No obstante, la inmensa mayoría de los merecidísimos halagos van dirigidos a la dirección de Walter Hill, quien fue ayudante de dirección en 'Bullit', aprendiendo más de un truco que mimetizó en el que fue su segundo largometraje. El descubrimiento de la car-cam en el rodaje de Peter Yates le permitió filmar las secuencias de conducción de forma subjetiva con un pulso narrativo impecable que ha pasado a la historia.
'Granujas a todo ritmo' ('The Blues Brothers', 1980)
Con todos estos ingredientes, ¿cómo no iba a ser la obra cumbre de John Landis —con permiso de 'Un hombre lobo americano en Londres'— uno de los principales referentes de 'Baby Driver'?

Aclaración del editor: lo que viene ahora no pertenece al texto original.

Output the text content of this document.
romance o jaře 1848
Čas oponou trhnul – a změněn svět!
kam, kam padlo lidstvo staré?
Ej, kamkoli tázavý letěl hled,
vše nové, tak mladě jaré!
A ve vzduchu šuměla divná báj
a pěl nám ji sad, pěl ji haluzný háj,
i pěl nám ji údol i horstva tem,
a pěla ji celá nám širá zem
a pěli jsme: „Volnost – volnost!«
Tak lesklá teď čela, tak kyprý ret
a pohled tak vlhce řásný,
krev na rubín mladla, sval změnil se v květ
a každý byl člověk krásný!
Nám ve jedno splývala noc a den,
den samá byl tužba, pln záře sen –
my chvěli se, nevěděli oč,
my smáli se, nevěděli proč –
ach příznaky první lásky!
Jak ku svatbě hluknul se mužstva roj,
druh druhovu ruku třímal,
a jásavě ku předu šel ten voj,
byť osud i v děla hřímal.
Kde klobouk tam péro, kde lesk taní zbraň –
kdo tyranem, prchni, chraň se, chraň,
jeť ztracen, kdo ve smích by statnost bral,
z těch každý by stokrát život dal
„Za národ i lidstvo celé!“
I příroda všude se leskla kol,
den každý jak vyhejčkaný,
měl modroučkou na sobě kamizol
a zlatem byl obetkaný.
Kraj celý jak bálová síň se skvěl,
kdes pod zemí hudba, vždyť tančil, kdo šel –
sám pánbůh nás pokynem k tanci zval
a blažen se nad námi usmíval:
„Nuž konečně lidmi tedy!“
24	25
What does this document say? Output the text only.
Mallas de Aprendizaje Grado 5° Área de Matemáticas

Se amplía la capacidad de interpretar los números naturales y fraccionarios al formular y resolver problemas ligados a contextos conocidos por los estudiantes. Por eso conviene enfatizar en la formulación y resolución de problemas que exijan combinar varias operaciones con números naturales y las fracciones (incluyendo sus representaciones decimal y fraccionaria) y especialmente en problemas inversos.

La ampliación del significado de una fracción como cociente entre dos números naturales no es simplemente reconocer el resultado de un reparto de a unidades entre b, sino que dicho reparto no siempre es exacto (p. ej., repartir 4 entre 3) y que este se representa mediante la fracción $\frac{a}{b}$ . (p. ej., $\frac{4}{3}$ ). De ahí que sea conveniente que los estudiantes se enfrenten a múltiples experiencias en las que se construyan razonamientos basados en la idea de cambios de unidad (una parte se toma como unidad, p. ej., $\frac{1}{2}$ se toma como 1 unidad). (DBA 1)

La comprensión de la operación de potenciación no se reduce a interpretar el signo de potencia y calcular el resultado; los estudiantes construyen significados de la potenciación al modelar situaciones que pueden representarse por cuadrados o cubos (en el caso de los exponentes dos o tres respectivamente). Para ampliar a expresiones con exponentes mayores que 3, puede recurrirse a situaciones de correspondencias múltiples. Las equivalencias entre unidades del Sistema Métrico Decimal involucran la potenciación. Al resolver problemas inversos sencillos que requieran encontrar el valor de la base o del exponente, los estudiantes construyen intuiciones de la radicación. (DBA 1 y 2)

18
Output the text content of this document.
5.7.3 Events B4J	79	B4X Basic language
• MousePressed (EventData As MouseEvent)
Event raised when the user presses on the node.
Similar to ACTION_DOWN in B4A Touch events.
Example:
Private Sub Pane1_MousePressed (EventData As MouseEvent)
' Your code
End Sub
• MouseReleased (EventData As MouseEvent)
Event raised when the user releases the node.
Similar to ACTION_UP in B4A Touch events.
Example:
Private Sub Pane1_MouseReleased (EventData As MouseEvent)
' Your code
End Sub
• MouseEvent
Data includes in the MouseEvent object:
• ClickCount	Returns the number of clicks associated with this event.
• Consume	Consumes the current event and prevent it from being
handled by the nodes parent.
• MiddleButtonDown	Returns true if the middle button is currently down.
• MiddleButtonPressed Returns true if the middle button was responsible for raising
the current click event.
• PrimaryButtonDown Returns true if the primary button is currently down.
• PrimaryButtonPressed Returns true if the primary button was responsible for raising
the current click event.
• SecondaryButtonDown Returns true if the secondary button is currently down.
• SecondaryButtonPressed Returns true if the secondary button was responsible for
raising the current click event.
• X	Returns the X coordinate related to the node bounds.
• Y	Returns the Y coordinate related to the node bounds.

'Vivir y morir en Los Angeles' ('To Live and Die in L.A.', 1985)
'Vivir y morir en Los Angeles' supone una evolución lógica y, a su vez, un reflejo de la película firmada por Friedkin en 1971. Por una parte, el filme de 1985 es a Los Angeles lo que 'Contra el imperio de la droga' lo fue a Nueva York en su momento. Además, donde la primera destacó aportando un punto de originalidad a su persecución principal utilizando un tren, en este caso la set piece automovilística central nos transporta a una autopista para llevarnos en sentido contrario a toda velocidad.
La pericia a la hora de dirigir y mover la cámara de William Friedkin alcanza un nuevo nivel en su trabajo protagonizado por William Petersen y Willem Dafoe, haciendo gala de imposibles movimientos de grúa y elevando la expresión "chute de adrenalina" a la enésima potencia.